In other work, researchers from the University of Texas at Austin used nanoparticles in oral drug delivery to the colon. They noted that oral drug delivery to the colon is a difficult, but desirable method of administration. A dosage form to the colon must overcome several challenges, including barriers in the gastrointestinal tract. These challenges may include a steep pH gradient, binding to the mucus layer, premature clearance, and premature cellular uptake. The researchers reported on nanoparticles that have been designed to address these problems. These areas include drug entrapment with particle coating, surface modification, drug adhesion to a nanoparticle surface, and nanogel systems to target drug delivery to the colon following oral administration. Nanoparticles may be further used to target specific cells in the colon, such as tumor cells or inflamed tissues (2). Converting a drug powder into nanoparticles can often solubilize a compound that is poorly soluble in water or increase bioavailability through an increase in the surface-area-to-volume ratio. Smaller particles mean a bigger surface area to interact with absorbing surfaces in the gastrointestinal tract.
In addition to advancing oral drug delivery, nanotechnology can play an important role in all routes of administration by addressing specific problems, such as poor solubility.
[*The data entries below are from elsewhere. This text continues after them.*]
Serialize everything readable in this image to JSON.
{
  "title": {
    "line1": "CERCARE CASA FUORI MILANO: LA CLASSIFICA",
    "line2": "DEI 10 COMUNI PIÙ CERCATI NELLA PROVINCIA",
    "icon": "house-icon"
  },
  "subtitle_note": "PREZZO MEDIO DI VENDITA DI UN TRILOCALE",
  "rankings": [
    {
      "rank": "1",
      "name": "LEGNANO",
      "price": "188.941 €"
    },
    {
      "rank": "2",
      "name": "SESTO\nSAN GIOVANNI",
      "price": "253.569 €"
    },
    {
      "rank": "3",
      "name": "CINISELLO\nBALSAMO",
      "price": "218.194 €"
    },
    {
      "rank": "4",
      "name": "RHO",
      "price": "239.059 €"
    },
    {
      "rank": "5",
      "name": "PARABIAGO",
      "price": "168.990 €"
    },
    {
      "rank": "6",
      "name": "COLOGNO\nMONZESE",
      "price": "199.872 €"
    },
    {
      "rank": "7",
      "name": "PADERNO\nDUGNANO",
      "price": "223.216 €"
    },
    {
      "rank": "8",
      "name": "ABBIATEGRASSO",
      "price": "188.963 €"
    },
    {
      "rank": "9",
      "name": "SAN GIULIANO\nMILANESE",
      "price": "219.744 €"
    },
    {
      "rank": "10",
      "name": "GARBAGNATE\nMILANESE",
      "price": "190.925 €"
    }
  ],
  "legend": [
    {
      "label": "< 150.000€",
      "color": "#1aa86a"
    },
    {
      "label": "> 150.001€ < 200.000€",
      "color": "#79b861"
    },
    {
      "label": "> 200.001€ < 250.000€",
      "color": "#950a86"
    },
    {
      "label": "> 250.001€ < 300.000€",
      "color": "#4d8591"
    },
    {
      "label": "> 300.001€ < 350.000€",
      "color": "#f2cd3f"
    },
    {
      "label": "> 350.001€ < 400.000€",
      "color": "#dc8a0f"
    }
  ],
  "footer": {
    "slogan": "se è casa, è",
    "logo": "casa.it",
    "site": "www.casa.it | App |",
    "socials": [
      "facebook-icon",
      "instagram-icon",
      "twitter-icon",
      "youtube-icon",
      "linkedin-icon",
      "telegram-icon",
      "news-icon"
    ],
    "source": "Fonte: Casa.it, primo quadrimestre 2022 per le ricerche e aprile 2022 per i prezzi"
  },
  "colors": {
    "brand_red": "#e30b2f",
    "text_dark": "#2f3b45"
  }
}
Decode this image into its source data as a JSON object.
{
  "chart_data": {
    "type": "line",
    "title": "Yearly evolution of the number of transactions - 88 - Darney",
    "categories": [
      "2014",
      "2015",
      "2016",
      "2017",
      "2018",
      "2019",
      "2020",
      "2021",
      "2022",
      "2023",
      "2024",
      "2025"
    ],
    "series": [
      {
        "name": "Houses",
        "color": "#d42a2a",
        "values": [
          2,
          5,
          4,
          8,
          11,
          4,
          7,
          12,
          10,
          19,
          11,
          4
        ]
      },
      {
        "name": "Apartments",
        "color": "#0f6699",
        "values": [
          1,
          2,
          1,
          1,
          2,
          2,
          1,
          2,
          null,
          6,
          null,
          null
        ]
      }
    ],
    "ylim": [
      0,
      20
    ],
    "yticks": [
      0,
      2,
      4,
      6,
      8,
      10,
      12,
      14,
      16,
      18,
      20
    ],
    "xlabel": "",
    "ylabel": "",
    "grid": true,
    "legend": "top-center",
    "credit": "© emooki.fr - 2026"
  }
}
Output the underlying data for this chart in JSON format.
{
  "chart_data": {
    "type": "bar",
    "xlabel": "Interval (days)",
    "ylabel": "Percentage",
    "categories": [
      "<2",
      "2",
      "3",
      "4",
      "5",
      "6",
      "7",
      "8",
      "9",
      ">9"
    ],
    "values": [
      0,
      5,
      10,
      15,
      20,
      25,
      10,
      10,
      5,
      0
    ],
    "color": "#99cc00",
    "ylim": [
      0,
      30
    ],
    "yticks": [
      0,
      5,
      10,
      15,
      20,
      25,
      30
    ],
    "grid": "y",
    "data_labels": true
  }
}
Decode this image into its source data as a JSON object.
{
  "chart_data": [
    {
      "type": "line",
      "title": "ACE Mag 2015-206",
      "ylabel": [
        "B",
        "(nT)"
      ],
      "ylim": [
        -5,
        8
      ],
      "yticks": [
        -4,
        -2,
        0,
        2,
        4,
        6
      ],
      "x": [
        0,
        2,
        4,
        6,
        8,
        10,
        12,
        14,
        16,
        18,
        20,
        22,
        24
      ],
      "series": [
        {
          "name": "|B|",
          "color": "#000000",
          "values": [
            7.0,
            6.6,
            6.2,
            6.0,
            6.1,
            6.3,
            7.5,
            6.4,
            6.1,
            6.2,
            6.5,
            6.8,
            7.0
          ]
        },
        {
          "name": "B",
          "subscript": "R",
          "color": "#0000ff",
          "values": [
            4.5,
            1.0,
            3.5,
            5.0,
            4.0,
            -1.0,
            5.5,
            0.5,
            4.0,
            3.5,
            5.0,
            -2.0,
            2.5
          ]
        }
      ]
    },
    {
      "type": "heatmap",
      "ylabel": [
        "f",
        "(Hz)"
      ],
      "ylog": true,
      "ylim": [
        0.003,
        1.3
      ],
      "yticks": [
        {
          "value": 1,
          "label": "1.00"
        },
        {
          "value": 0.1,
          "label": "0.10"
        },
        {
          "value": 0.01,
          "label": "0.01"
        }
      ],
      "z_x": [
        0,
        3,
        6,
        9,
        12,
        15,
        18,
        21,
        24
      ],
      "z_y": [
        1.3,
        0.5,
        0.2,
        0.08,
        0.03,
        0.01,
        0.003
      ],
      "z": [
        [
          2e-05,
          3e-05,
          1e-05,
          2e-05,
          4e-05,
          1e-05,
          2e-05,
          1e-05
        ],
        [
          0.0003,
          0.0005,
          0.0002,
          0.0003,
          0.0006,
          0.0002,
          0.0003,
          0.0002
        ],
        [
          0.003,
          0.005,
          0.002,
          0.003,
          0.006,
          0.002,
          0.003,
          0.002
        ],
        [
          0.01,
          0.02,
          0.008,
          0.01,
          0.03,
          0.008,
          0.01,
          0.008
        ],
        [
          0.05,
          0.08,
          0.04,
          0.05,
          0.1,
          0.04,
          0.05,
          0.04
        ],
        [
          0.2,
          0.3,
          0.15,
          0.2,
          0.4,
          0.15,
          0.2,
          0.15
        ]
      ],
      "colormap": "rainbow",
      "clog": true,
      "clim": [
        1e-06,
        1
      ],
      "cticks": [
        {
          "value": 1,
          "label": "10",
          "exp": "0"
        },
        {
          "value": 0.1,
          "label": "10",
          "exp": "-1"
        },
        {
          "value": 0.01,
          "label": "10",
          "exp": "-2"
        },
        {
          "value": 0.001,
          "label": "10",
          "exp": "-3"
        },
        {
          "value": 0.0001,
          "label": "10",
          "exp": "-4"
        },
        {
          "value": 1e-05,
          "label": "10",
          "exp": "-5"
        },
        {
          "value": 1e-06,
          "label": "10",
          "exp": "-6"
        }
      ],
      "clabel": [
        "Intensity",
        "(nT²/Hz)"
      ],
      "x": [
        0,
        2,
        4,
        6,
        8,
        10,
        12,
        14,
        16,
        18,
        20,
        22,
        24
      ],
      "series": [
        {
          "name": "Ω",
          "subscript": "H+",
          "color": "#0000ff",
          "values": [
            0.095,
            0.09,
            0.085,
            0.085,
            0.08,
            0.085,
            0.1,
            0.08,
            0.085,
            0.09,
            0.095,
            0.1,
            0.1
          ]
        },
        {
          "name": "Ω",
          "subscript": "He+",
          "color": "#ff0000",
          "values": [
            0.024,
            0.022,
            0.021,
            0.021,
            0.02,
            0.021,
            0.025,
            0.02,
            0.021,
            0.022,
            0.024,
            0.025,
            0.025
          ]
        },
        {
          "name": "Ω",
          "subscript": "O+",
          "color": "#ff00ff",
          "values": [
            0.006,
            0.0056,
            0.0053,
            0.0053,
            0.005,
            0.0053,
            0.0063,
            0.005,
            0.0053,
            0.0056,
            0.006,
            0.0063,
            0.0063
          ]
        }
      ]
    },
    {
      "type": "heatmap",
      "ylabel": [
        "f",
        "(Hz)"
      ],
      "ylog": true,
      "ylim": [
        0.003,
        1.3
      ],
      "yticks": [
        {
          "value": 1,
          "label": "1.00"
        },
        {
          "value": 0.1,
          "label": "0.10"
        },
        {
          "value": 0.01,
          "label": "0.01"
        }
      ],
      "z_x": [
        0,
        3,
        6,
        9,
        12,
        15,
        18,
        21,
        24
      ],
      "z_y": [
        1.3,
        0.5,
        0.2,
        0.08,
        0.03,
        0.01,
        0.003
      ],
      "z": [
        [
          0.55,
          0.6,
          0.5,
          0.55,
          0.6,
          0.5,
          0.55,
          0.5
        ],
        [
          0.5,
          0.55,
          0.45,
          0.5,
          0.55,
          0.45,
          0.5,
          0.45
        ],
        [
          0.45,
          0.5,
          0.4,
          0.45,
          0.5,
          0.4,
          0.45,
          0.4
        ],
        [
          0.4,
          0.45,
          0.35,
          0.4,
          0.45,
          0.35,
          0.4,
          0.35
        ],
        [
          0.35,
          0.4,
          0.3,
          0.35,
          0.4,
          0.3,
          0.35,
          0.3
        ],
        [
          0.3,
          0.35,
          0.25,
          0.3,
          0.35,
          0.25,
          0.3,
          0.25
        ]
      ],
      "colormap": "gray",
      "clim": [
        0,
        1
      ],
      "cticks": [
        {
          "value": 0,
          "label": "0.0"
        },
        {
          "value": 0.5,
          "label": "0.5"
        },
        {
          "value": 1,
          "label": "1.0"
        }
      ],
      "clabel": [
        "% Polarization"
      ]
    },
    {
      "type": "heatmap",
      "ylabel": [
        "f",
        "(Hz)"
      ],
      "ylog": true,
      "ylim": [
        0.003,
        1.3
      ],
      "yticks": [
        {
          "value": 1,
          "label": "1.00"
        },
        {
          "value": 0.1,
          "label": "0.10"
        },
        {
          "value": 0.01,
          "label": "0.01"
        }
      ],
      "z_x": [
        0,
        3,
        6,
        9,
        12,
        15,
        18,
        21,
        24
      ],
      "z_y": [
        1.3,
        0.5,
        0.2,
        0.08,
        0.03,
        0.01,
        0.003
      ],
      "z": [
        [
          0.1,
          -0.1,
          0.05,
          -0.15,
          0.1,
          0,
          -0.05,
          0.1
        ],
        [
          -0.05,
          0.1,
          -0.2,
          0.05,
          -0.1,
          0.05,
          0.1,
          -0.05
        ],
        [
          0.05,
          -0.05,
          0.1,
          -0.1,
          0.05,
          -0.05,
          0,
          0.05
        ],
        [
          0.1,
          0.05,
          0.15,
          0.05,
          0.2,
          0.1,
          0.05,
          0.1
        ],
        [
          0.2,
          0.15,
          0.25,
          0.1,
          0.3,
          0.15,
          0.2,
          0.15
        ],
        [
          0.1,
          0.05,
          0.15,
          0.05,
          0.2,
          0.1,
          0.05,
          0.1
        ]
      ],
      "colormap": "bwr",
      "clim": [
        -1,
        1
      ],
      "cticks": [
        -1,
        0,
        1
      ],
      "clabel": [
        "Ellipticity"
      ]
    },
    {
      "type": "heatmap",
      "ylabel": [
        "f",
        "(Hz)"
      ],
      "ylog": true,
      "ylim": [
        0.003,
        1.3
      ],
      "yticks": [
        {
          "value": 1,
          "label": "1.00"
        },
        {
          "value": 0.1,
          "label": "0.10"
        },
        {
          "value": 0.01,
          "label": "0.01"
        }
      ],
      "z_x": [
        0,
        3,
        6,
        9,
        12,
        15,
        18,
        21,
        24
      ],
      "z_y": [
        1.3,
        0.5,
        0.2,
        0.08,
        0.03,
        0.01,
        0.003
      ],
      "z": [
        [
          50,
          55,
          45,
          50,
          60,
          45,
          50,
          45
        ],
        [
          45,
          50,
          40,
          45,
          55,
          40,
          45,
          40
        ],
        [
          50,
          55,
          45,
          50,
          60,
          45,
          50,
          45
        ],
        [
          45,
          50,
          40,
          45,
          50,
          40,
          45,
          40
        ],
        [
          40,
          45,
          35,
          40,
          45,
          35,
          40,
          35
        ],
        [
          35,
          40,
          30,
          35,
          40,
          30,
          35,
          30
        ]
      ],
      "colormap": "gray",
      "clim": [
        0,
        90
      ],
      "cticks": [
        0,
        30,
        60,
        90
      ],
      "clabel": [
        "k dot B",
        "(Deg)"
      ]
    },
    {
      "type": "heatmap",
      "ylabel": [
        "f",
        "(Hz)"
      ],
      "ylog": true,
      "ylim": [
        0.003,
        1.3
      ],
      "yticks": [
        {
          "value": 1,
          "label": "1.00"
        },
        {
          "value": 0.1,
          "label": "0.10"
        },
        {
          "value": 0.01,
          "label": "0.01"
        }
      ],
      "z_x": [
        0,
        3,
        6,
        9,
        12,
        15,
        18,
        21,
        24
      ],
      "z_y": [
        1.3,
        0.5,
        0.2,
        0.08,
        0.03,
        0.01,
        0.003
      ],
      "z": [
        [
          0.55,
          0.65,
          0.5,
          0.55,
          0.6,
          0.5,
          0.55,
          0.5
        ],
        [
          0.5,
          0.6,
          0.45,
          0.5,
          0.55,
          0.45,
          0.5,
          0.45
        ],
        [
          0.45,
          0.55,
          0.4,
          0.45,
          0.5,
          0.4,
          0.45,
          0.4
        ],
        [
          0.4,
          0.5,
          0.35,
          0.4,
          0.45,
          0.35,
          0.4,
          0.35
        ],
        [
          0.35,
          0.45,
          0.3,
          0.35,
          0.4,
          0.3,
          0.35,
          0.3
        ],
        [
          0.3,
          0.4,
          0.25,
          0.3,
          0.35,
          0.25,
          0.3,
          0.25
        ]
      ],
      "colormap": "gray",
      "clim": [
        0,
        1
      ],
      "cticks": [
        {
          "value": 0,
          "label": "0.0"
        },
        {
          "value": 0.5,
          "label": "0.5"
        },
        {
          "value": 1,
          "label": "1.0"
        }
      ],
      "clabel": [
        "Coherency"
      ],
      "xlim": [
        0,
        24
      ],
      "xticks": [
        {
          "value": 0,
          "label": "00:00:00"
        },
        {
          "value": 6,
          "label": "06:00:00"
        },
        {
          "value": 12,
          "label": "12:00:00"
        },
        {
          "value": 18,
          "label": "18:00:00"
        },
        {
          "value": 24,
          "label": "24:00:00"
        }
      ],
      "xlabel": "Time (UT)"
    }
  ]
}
Poor solubility is particularly problematic when developing anticancer therapeutics because the goal is to achieve clinical efficacy while limiting the dosage of chemotherapeutic agents. To address this issue, researchers at Northwestern University in Evanston, Illinois, recently used nanodiamond-mediated delivery for several water-insoluble drugs. In their study, the researchers reported that nanodiamonds enhanced the water dispersion of three anticancer agents: purvalanol A, a treatment for liver cancer; 4-hydroxytamoxifen, a drug to treat breast cancer; and dexamethasone, an antiflammatory agent to treat complications from certain types of cancer (3, 4).
The researchers showed that the water-insoluble compounds interact with the nanodiamonds, a biocompatible material, and form complexes that disperse the drug in water for sustained periods of time, while maintaining the functionality of the drug. Nanodiamonds are a class of nanomaterials, 4–6 nm in diameter in single-particle form, that can be manipulated to form clusters with diameters in the range of 50–100 nm. This composition makes them suitable for drug delivery by shielding and slowly releasing drugs that are trapped with the clusters of the diamond aggregates. Benefits in drug delivery from the nanodiamond cluster include the capability of trapping more drug in the nanodiamond cluster compared with conventional drug-delivery methods and easy dissolution of the nanodiamond in water. Nanodiamonds' surfaces are functionalized with carboxyl groups that promote their dispersibility in water.
1. D.S. Wilson et al., Nat. Mater. 9 (11), 923–928 (2010).
2. K. O' Donnell and R.O. Williams, Int. J. Nanotechnol. 8 (1–2), 4–20 (2011).
3. P. Van Arnum, Pharm. Technol. 34 (1), 48 (2010)
4. D. Ho et al., ACS Nano 3 (7), 2016–2022 (2009).